Additional research correlating extensive meteorological data including humidity levels and temperature with specific infectious agents in COPD exacerbation might prove helpful in public health strategy.129,130 Health care services would be better prepared for outbreaks of certain infections if they were found to have predictable patterns in patients with COPD. HRV infections have recently been shown to rise following a fall in average air temperature over the preceding 3 days, suggesting a marker to predict surges in health care demand.131 Public health services do retrospectively monitor for viral infection patterns. Public Health England data from the most recent respiratory virus surveillance in the UK shows that there are yearly seasonal spikes in infection rates that do correspond to winter months.128 However, those rates vary on a yearly basis in a manner that does not reflect a linear relationship to temperature alone, highlighting the complex interactions taking place between the individual host, the infectious agent, and the environment.
Seasonality in COPD exacerbation rates clearly has a major impact on both the individual patient and the wider health care system (summarized in Figure 1). Overall, winter excess mortality rates fell in the UK in the last 20 years before the millennium.132 However, winter pressures in UK hospitals have significantly increased, stimulating the need for models of prediction and prevention. Therefore, a greater understanding of factors influencing COPD exacerbations during the winter could aid long-term planning strategies.
Figure 1 Abridged pictorial representation of factors contributing to seasonal variations in COPD exacerbations.
As outlined in this review, seasonal changes are multifactorial and require research that looks at the issue in its entirety. First, the fundamental biology of the patient in response to seasonality needs to be better understood in order to offer prevention and treatment options. With greater comprehension of the mechanistic events that drive seasonal variations, new targets and avenues for therapeutic intervention could be identified.

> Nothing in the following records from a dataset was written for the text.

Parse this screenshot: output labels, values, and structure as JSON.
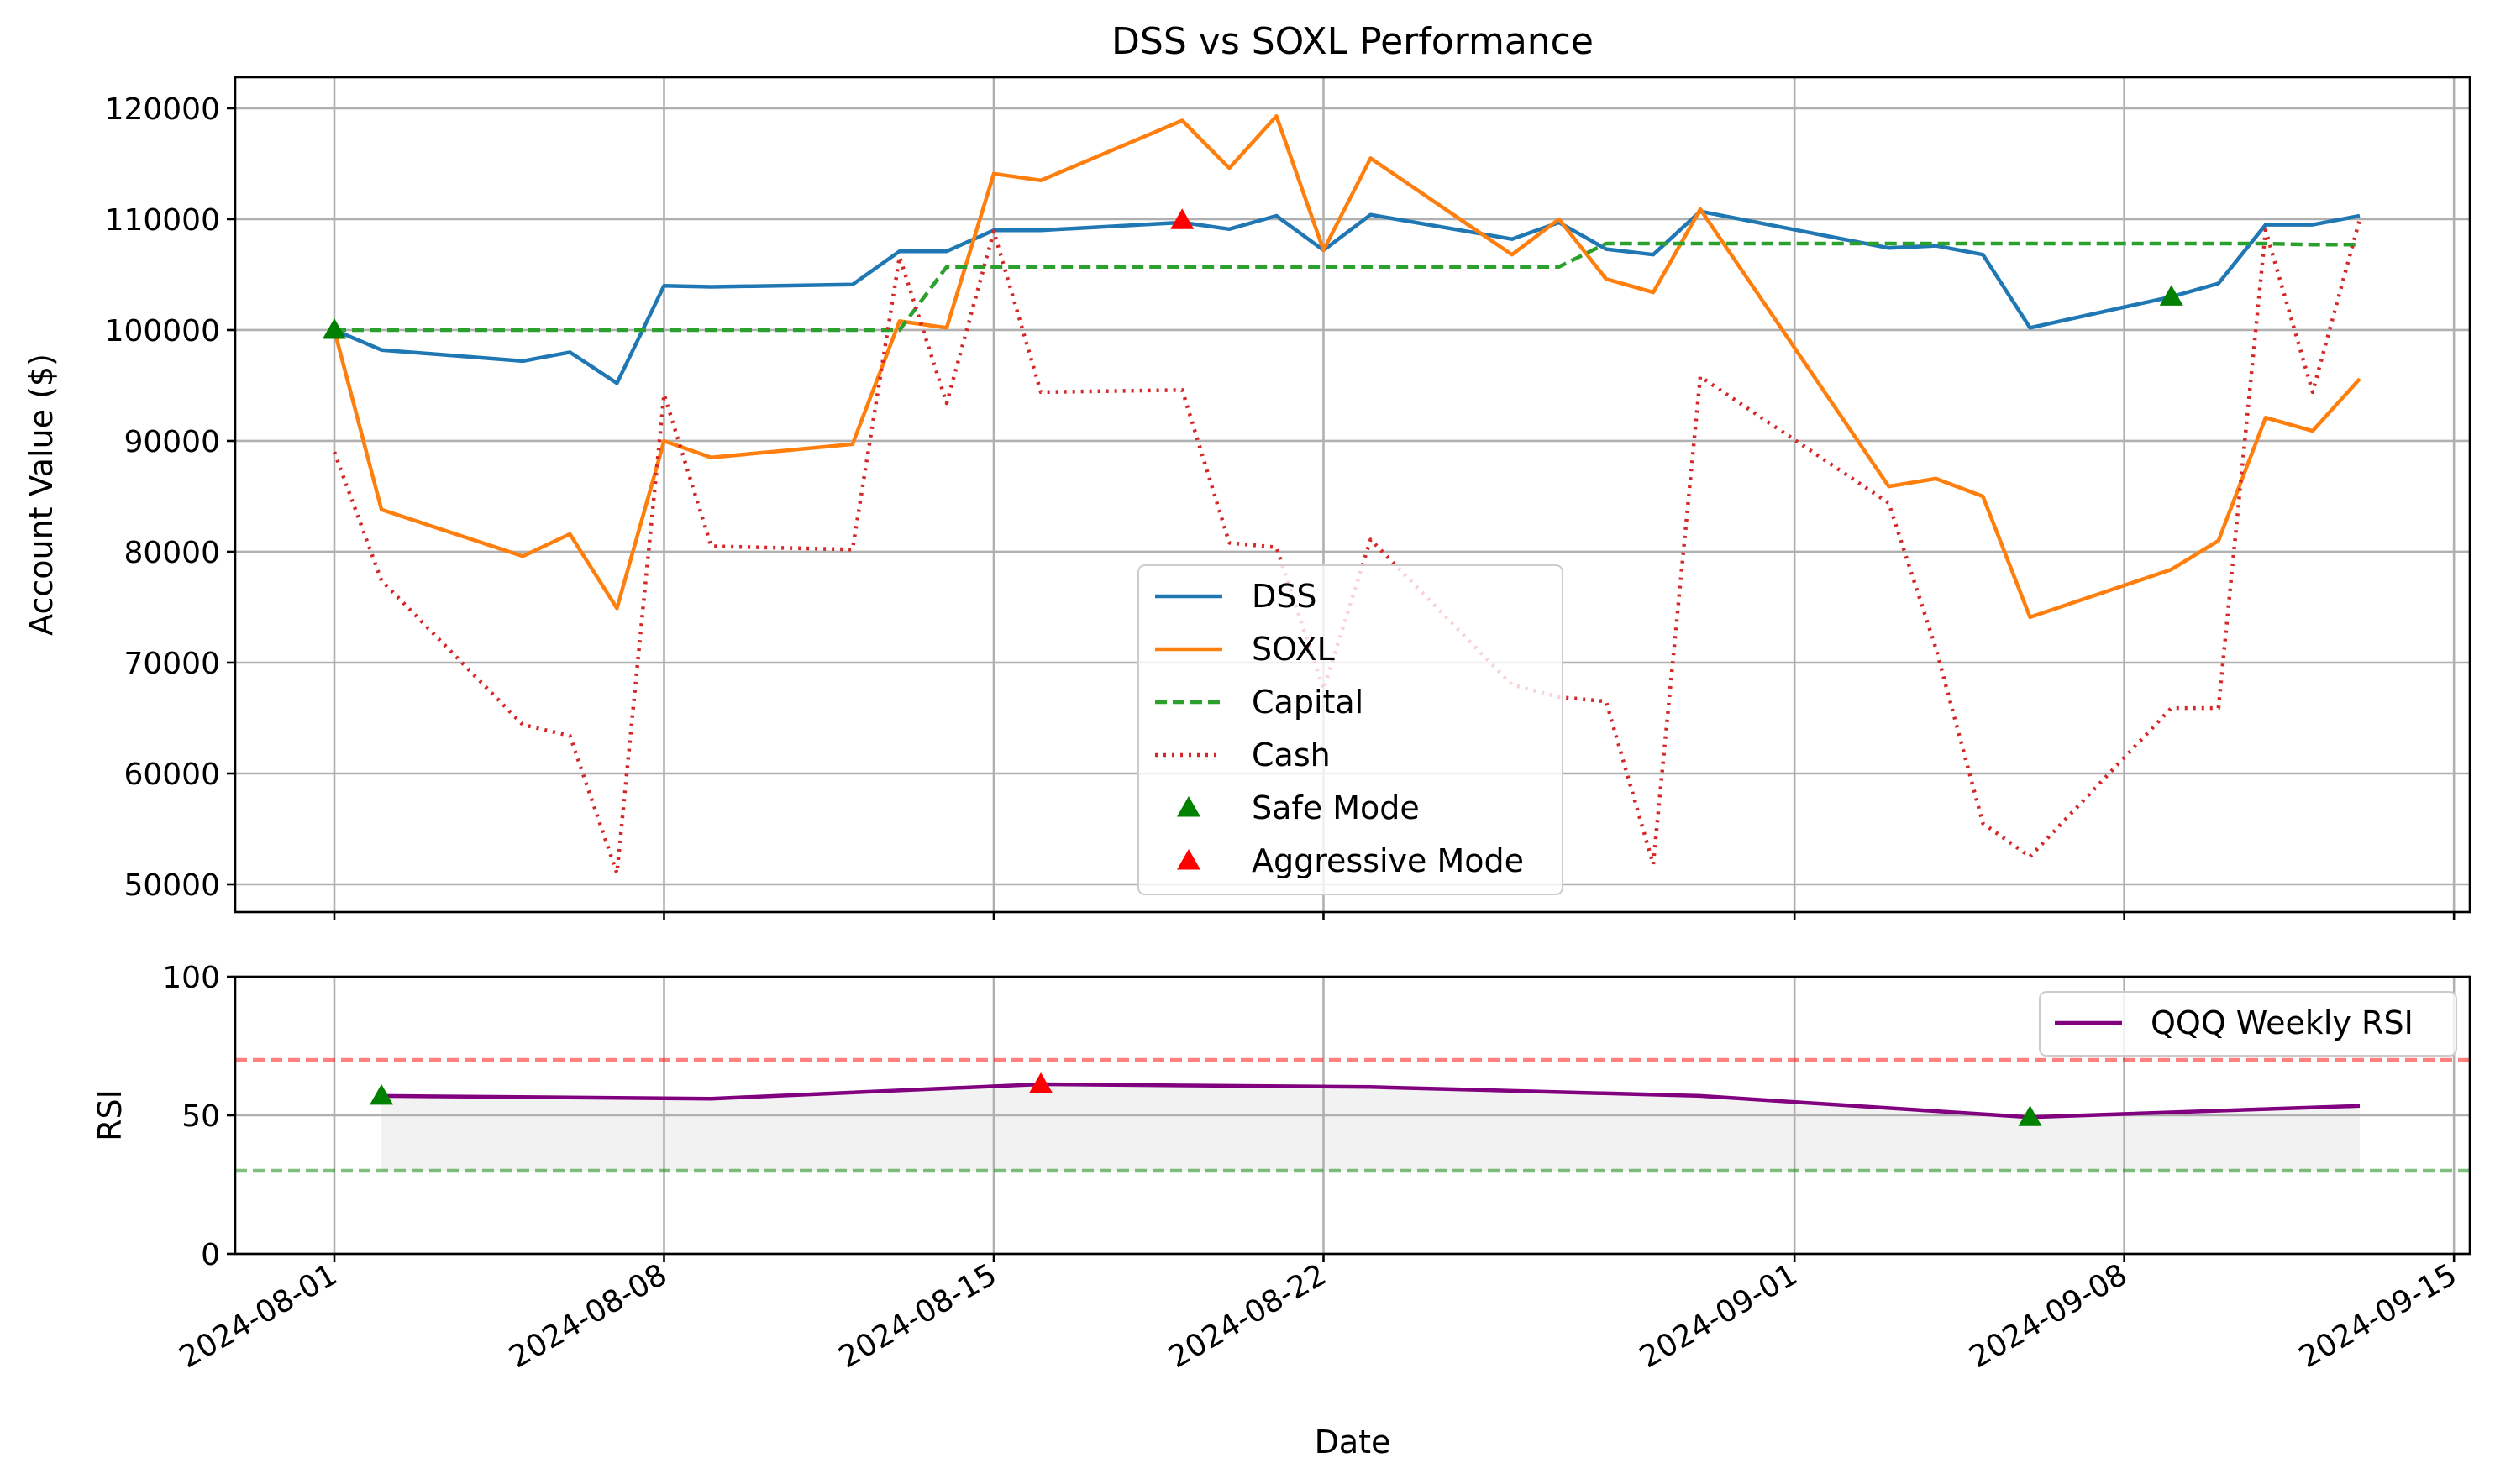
{
  "figure": {
    "title": "DSS vs SOXL Performance"
  },
  "chart_data": [
    {
      "type": "line",
      "title": "DSS vs SOXL Performance",
      "xlabel": "",
      "ylabel": "Account Value ($)",
      "ylim": [
        47500,
        122800
      ],
      "xlim": [
        "2024-07-29",
        "2024-09-15"
      ],
      "grid": true,
      "legend_position": "lower center",
      "yticks": [
        50000,
        60000,
        70000,
        80000,
        90000,
        100000,
        110000,
        120000
      ],
      "xticks": [
        "2024-08-01",
        "2024-08-08",
        "2024-08-15",
        "2024-08-22",
        "2024-09-01",
        "2024-09-08",
        "2024-09-15"
      ],
      "series": [
        {
          "name": "DSS",
          "color": "#1f77b4",
          "style": "solid",
          "x": [
            "2024-08-01",
            "2024-08-02",
            "2024-08-05",
            "2024-08-06",
            "2024-08-07",
            "2024-08-08",
            "2024-08-09",
            "2024-08-12",
            "2024-08-13",
            "2024-08-14",
            "2024-08-15",
            "2024-08-16",
            "2024-08-19",
            "2024-08-20",
            "2024-08-21",
            "2024-08-22",
            "2024-08-23",
            "2024-08-26",
            "2024-08-27",
            "2024-08-28",
            "2024-08-29",
            "2024-08-30",
            "2024-09-03",
            "2024-09-04",
            "2024-09-05",
            "2024-09-06",
            "2024-09-09",
            "2024-09-10",
            "2024-09-11",
            "2024-09-12",
            "2024-09-13"
          ],
          "values": [
            100000,
            98200,
            97200,
            98000,
            95200,
            104000,
            103900,
            104100,
            107100,
            107100,
            109000,
            109000,
            109700,
            109100,
            110300,
            107200,
            110400,
            108200,
            109700,
            107300,
            106800,
            110700,
            107400,
            107600,
            106800,
            100200,
            103000,
            104200,
            109500,
            109500,
            110300
          ]
        },
        {
          "name": "SOXL",
          "color": "#ff7f0e",
          "style": "solid",
          "x": [
            "2024-08-01",
            "2024-08-02",
            "2024-08-05",
            "2024-08-06",
            "2024-08-07",
            "2024-08-08",
            "2024-08-09",
            "2024-08-12",
            "2024-08-13",
            "2024-08-14",
            "2024-08-15",
            "2024-08-16",
            "2024-08-19",
            "2024-08-20",
            "2024-08-21",
            "2024-08-22",
            "2024-08-23",
            "2024-08-26",
            "2024-08-27",
            "2024-08-28",
            "2024-08-29",
            "2024-08-30",
            "2024-09-03",
            "2024-09-04",
            "2024-09-05",
            "2024-09-06",
            "2024-09-09",
            "2024-09-10",
            "2024-09-11",
            "2024-09-12",
            "2024-09-13"
          ],
          "values": [
            100000,
            83800,
            79600,
            81600,
            74900,
            90000,
            88500,
            89700,
            100800,
            100200,
            114100,
            113500,
            118900,
            114600,
            119300,
            107200,
            115500,
            106800,
            110000,
            104600,
            103400,
            110900,
            85900,
            86600,
            85000,
            74100,
            78400,
            81000,
            92100,
            90900,
            95600
          ]
        },
        {
          "name": "Capital",
          "color": "#2ca02c",
          "style": "dashed",
          "x": [
            "2024-08-01",
            "2024-08-13",
            "2024-08-14",
            "2024-08-15",
            "2024-08-16",
            "2024-08-19",
            "2024-08-22",
            "2024-08-26",
            "2024-08-27",
            "2024-08-28",
            "2024-08-30",
            "2024-09-03",
            "2024-09-09",
            "2024-09-10",
            "2024-09-11",
            "2024-09-12",
            "2024-09-13"
          ],
          "values": [
            100000,
            100000,
            105700,
            105700,
            105700,
            105700,
            105700,
            105700,
            105700,
            107800,
            107800,
            107800,
            107800,
            107800,
            107800,
            107700,
            107700
          ]
        },
        {
          "name": "Cash",
          "color": "#d62728",
          "style": "dotted",
          "x": [
            "2024-08-01",
            "2024-08-02",
            "2024-08-05",
            "2024-08-06",
            "2024-08-07",
            "2024-08-08",
            "2024-08-09",
            "2024-08-12",
            "2024-08-13",
            "2024-08-14",
            "2024-08-15",
            "2024-08-16",
            "2024-08-19",
            "2024-08-20",
            "2024-08-21",
            "2024-08-22",
            "2024-08-23",
            "2024-08-26",
            "2024-08-27",
            "2024-08-28",
            "2024-08-29",
            "2024-08-30",
            "2024-09-03",
            "2024-09-04",
            "2024-09-05",
            "2024-09-06",
            "2024-09-09",
            "2024-09-10",
            "2024-09-11",
            "2024-09-12",
            "2024-09-13"
          ],
          "values": [
            89000,
            77400,
            64400,
            63400,
            51000,
            94200,
            80500,
            80200,
            106600,
            93400,
            108900,
            94400,
            94600,
            80800,
            80400,
            67600,
            81100,
            68000,
            66900,
            66500,
            51800,
            95800,
            84400,
            71300,
            55500,
            52500,
            65900,
            65900,
            109000,
            94400,
            110000
          ]
        }
      ],
      "markers": [
        {
          "name": "Safe Mode",
          "color": "#008000",
          "shape": "triangle-up",
          "points": [
            {
              "x": "2024-08-01",
              "y": 100000
            },
            {
              "x": "2024-09-09",
              "y": 103000
            }
          ]
        },
        {
          "name": "Aggressive Mode",
          "color": "#ff0000",
          "shape": "triangle-up",
          "points": [
            {
              "x": "2024-08-19",
              "y": 109900
            }
          ]
        }
      ]
    },
    {
      "type": "line",
      "title": "",
      "xlabel": "Date",
      "ylabel": "RSI",
      "ylim": [
        0,
        100
      ],
      "xlim": [
        "2024-07-29",
        "2024-09-15"
      ],
      "grid": true,
      "legend_position": "upper right",
      "yticks": [
        0,
        50,
        100
      ],
      "xticks": [
        "2024-08-01",
        "2024-08-08",
        "2024-08-15",
        "2024-08-22",
        "2024-09-01",
        "2024-09-08",
        "2024-09-15"
      ],
      "shaded_band": {
        "between": "series",
        "baseline": 30,
        "color": "#808080"
      },
      "reference_lines": [
        {
          "y": 70,
          "color": "#ff0000",
          "style": "dashed"
        },
        {
          "y": 30,
          "color": "#008000",
          "style": "dashed"
        }
      ],
      "series": [
        {
          "name": "QQQ Weekly RSI",
          "color": "#800080",
          "style": "solid",
          "x": [
            "2024-08-02",
            "2024-08-09",
            "2024-08-16",
            "2024-08-23",
            "2024-08-30",
            "2024-09-06",
            "2024-09-13"
          ],
          "values": [
            57,
            56,
            61.2,
            60.2,
            57,
            49.3,
            53.4
          ]
        }
      ],
      "markers": [
        {
          "name": "Safe Mode",
          "color": "#008000",
          "shape": "triangle-up",
          "points": [
            {
              "x": "2024-08-02",
              "y": 57
            },
            {
              "x": "2024-09-06",
              "y": 49.3
            }
          ]
        },
        {
          "name": "Aggressive Mode",
          "color": "#ff0000",
          "shape": "triangle-up",
          "points": [
            {
              "x": "2024-08-16",
              "y": 61.2
            }
          ]
        }
      ]
    }
  ]
}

In addition, research should be undertaken with a clear knowledge of the changing environmental conditions that patients experience. It is interesting to speculate as to how climate change will impact on these external factors, such as temperature, humidity, pollution levels, and local pathogen rates. In this study, we have discussed the factors separately although they are all clearly interconnected; importantly, with growing climate extremes, there is a risk that this will impact on seasonal variations in exacerbations rates. Given that patients cannot be readily relocated to milder climates during winter weather conditions, it is important to understand how all these factors have an impact together and where any interventions can be targeted. Therefore, large multicenter longitudinal studies are required to provide a research context for health care modeling in order to prioritize limited resources and importantly to offer new opportunities to limit risk-associated exposures for this vulnerable and sizeable patient group.
The authors report no conflicts of interest in this work.